Gray and a friend, Jean Desaguliers, conducted experiments which showed that objects such as cork, as far as eight or nine hundred feet away, could be electrified by connecting them to the glass tube with wires or hempen string. They found material such as silk would not convey electricity. They discovered distant objects could not be electrified if the transmission line made contact with earth.
The line for transmission was suspended by silk threads to prevent contact with the ground. It was found that metal objects held in the hand and rubbed showed no signs of electrification. However, when mounted on a non-conductor, they became electrified. Gray realized that somehow the earth was responsible for conducting electrical charge away from the body. After this realization Gray found he could electrify any material on earth by friction.
He even went as far as to suspend pupils of the house by cords and electrified them, sometimes even drawing sparks from the human body. The figure shows that the electric force of a rubbed glass could be sent, throught a wire, to the body of a person.
From all these experiments, it became clear that electrification is a surface effect; that the electric “virtue” or “fluid” would move freely along some materials-named, by Desaguliers, “non-electrics” or “conductors” – from one body to another. The earth, the human body, metals, moisture are immediately recognized as conductors. Materials which do not conduct electricity came to be called nonconductors or insulators. A metal rod or sphere when held in the hand and rubbed with fur shows no sign of electrification, but when mounted on a nonconductor, the metal is readily electrified. The electrical charge is no longer conducted away to be shared with the huge object which is the earth. When this was realized, it was found that practically any material can be electrified by friction.
Water is found to be a conductor. It renders insulators conducting when the surfaces are wet or moist. This makes understandable the rapid loss of charge by electrified bodies on humid days.
So Gray is credited with finding that electrical conductors must be insulated and that insulators were not conductors and that a charge could be induced in a previously non-electrified body. He established electricity as a current showing it would travel over a conductor. Gray found water to be a conductor which rendered insulators into conductors when their surfaces were wetted. This concept helps us to understand the rapid loss of charges on humid days by electrified bodies. He sent many of his papers to the Royal Society and was elected a fellow. Gray’s most important work, published in 1732, announced the discovery of electrical induction and the distinction between conductors and insulators.

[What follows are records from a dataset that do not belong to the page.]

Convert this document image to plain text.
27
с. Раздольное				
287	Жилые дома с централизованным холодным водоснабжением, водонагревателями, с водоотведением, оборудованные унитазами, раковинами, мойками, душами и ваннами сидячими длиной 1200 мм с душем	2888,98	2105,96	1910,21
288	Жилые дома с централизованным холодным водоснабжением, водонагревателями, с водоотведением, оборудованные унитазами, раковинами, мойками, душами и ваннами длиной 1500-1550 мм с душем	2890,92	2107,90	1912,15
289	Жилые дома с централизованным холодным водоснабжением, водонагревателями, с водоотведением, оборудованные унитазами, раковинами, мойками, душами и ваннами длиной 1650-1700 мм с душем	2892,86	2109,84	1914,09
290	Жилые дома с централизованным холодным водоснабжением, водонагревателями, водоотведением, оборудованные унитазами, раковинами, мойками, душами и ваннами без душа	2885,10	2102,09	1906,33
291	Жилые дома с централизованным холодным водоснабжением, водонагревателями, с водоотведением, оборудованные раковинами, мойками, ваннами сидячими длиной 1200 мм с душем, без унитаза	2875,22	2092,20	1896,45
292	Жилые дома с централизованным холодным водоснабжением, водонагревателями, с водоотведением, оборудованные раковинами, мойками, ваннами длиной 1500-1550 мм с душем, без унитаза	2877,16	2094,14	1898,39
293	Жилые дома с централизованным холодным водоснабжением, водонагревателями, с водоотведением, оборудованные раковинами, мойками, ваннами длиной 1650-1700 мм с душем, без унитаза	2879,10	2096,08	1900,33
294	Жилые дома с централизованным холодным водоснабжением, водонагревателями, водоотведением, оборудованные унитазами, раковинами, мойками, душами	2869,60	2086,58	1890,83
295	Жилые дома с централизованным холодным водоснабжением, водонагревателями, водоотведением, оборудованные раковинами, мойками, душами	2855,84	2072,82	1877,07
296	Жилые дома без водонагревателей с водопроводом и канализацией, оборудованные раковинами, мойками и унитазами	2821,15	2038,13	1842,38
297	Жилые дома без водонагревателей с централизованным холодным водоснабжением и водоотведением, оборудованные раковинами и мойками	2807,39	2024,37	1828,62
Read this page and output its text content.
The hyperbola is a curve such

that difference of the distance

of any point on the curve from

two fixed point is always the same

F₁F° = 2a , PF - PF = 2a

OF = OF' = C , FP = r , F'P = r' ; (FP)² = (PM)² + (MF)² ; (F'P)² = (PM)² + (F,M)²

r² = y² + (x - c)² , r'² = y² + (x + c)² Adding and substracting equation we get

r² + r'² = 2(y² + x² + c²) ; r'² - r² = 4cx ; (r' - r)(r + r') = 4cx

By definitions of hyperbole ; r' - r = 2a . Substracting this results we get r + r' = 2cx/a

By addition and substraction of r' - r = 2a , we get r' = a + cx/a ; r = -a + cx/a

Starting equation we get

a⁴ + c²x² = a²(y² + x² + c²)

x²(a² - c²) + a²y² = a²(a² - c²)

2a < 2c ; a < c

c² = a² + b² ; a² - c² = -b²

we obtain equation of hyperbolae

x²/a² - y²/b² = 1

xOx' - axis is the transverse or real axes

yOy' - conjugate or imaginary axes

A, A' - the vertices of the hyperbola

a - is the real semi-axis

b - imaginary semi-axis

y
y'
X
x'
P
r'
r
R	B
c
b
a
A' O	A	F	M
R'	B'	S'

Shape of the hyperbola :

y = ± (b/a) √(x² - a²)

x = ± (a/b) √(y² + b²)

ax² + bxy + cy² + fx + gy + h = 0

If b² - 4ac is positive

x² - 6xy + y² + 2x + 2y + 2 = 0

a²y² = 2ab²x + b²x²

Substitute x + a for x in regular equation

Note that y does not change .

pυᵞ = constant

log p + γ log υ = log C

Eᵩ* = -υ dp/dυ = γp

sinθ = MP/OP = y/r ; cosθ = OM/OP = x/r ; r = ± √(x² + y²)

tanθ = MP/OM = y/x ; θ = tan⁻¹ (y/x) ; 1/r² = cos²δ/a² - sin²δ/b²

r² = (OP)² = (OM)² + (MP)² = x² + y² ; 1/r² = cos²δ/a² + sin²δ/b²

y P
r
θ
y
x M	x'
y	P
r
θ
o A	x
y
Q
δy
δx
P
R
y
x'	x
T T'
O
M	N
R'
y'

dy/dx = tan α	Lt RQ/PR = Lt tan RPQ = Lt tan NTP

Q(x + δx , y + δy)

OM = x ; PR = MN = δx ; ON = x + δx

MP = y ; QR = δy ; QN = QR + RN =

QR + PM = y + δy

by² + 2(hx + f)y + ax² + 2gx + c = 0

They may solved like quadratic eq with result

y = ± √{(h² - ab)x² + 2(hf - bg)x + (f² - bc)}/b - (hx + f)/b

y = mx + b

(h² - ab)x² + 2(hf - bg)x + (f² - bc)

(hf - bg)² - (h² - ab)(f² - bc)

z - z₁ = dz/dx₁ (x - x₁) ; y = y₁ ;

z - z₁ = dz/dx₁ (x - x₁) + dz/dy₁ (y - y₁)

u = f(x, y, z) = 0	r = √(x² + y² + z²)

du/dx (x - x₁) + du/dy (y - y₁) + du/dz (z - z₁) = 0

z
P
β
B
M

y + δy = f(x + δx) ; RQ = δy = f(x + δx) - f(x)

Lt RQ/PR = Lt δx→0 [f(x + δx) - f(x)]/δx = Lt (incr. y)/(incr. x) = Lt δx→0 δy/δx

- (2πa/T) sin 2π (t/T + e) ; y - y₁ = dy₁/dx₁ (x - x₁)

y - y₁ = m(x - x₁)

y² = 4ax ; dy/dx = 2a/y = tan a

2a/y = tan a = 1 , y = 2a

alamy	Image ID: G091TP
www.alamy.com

Gray hypothesized that electricity flows everywhere, and he paved the way for more than a generation of “electricians” – wandering scientists who made their living by demonstrating the electric current using Leyden jars. Electricians typically killed birds and other small animals with electric shock and passed electric current across rivers and lakes.
He was awarded the Copley Medal in 1731 (the first award) and again in 1732 for his research on electricity. In his later years Gray was frequently resident with John Godfrey, Esq., (who had also been, note, a patron of John Harris) of Norton Court, Kent, and with the Rev. Granville Wheler, a properous cleric, both of whom aided his experiments in electricity and gave him financial support. He continued his research until upon his death bed 15th February 1736) where he tried to describe to his doctor the work he still needed to complete.